Our case is unique for several reasons. First, the patient was asymptomatic and the hernia was diagnosed at a routine follow-up visit. These hernias are usually symptomatic with abdominal complaints [2–6], and are considered potentially lethal due to the risk of bowel incarceration and strangulation [6]. Second, the device was placed preperitoneally, which presumably decreases chances of abdominal complications. Previous reports described that the devices were placed intraperitoneal space [2–5]. Third, the hernia was found 8.5 years after the device explantation, and the reason of such a late onset remains unclear. In the largest series by Chatterjee et al. [5], the duration between device explanation and onset of diaphragmatic hernia is 8–42 months (mean: 20 months). Finally, although the hernia occurred through a relatively small hole of the diaphragm, it may have been preventable if the defect was closed upon device removal. Although surgical correction of the hernia is strongly recommended to prevent potential bowel [2, 4–6], and/or pulmonary complications [3], the optimal approach is controversial. Laparotomy is a preferred option, as previously described [3–6]. Nevertheless, we found mini, muscle- and nerve-sparing thoracotomy quite useful, based on the following reasons.
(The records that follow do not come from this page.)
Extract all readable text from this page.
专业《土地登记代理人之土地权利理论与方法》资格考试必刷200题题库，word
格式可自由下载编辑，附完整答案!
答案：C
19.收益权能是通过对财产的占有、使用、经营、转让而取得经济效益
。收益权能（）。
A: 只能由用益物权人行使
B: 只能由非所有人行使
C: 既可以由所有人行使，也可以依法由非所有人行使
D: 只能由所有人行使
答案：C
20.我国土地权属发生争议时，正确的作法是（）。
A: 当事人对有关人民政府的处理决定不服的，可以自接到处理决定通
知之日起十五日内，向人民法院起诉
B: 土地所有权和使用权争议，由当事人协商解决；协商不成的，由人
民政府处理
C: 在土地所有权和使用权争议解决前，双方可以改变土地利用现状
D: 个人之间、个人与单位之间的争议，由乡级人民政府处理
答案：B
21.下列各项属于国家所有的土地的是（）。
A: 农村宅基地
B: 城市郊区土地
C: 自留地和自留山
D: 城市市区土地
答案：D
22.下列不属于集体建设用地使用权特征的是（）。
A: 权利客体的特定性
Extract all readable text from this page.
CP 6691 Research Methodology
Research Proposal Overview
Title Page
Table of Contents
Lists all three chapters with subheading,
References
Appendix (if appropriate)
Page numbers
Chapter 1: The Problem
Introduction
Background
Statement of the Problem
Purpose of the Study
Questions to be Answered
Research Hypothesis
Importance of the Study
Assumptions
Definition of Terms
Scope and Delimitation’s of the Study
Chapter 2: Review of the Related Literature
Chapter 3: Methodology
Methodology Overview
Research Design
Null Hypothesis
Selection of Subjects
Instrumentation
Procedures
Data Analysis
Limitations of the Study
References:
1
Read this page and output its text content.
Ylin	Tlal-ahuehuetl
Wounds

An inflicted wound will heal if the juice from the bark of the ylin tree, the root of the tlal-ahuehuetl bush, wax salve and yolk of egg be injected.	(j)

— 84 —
First, it was easier and safer to dissect the hernia sac from the surrounding intra-thoracic components via the virgin cavity rather than the infected preperitoneal space. Second, the muscle- and nerve-sparing approach was patient-friendly, and it allowed for the patient discharge on postoperative day 2 secondary to immediate return of bowel function and lack of ileus that a transabdominal approach would have likely accompanied. Although a video-assisted thoracoscopic approach might also have been a good option, it is unlikely to have resulted in a shorter length of hospital stay or improved patient comfort. In conclusion, it is crucial to be aware of the rare yet serious complication following LVAD explantation, which may be preventable by careful closure of the diaphragmatic defect. Once the diagnosis is made, a prompt surgical intervention is mandatory to prevent incarcerated hernia and subsequent life-threatening sequelae. Despite previous reports using laparotomy, transthoracic approach using mini, muscle- and nerve-sparing thoracotomy seemed a good option.